Frequently asked questions

If a successful referendum vote occurs in September or October, when would the new Edgemont Government take over and be responsible for our services?

Village Law dictates that assuming a vote in the Fall of 2018, a new Edgemont Village would become formal on June 1, 2019, just 9 months after a successful vote.

From where and at what cost will we get our Ambulance Services?

The Edgemont Incorporation Committee did not include the provision or cost of Ambulance Service in their Feasibility Study.

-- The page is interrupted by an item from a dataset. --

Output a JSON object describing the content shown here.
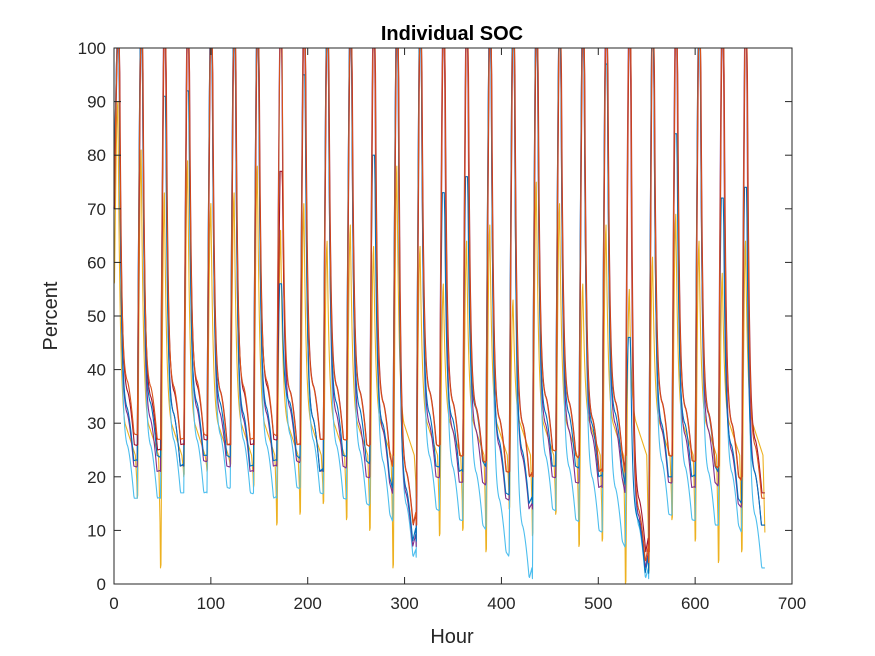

Future ambulance service will need to be contracted from an outside private vendor at a yet to be determined cost and service level, or built “ground up” at a cost which we believe to be approximately $1,000,000 annually.

Is my commuter parking space safe at the Hartsdale Metro-North Station?

Nobody knows the outcome of a potential negotiation or litigation with the Hartsdale Public Parking District, as they have stated they disagree with the EIC legal opinion and won’t negotiate with the EIC. As with all contracts for a potential Edgemont Village, nothing can be negotiated until after a vote and the election of an Edgemont Village government. We do know that the EIC proposal incorrectly calculated the number of parking spots needed for all 353 Edgemont pass holders and there are approximately 100 fewer spots in Site D and Site E, the area which lies within the geographic boundaries of a proposed Edgemont Village than are required for current Edgemont holders of commuter passes.

I swim at the Veteran Town Pool in the summer. Will I be able to continue?

Access to the Anthony Veteran Park with its 6 swimming pools and tennis courts is only available to residents of the un-incorporated Town of Greenburgh. Those who reside in the Greenburgh Villages, including a proposed Edgemont Village would not have access to AFV Park. Tennis players would also be restricted from use.

At what point will we know the exact level of services we will be provided, who will be providing them and their cost?

Regrettably, no contract can be negotiated or let until after a successful vote and the election of a new Village government. Neither the Town, the Hartsdale Public Parking District or outside contractors will negotiate with the EIC or any other incorporation group, as they have no standing, nor the rights or power to negotiate or sign any agreement.

What percentage of my property tax goes to the un-incorporated town for my services?

Approximately 16% of your property tax accrues to the un-incorporated Town of Greenburgh. For example, if your property taxes are $25,000/year, only $4,000/year or $333/month pays for all of your police, ambulance, public works, sanitation, parks services etc. Approximately 60% is paid to the school district and 11% for the fire district.

The EIC compares the possible Village of Edgemont to Rye Brook.  Is that a valid comparison?

Rye Brook was the last village to incorporate in Westchester County.  While the size of the community and school are somewhat similar to Edgemont, there are two MAJOR differences that make the communities different.  First, Rye Brook’s services were continued as the employees of the Town of Rye became employees of the Village of Rye Brook.  Hence there was no question as to who would be providing the services for the new village.  Second, Rye Brook was the last remaining area in the Unincorporated Town of Rye.  Their becoming independent was supported by the surrounding communities as they were essentially already a separate community.

The question of control of zoning and planning seems to be a big issue. How much more control will a new Village actually have?

New York State law gives property owners the right to develop their property in a manner consistent with the zoning and planning codes. Planning boards, for example, cannot reject a project because they don’t like it or because they think the property can be put to better use. A planning board’s discretion is limited to revisions to the plan that take into account the interests of neighboring properties and overarching priorities of the jurisdiction (e.g. landscaping, preservation of wetlands, etc.).
The discretion of land use boards is further limited since they must evaluate a project based on the facts outlined in SEQRA (the State Environmental and Quality Review Act). These evaluations must be conducted based on facts and expert opinion. Public comment is taken to help uncover the issues and facts and best evaluate the impact on the surrounding community. However, public opinion not backed with factual evidence (like a petition for instance) cannot be used to make a decision.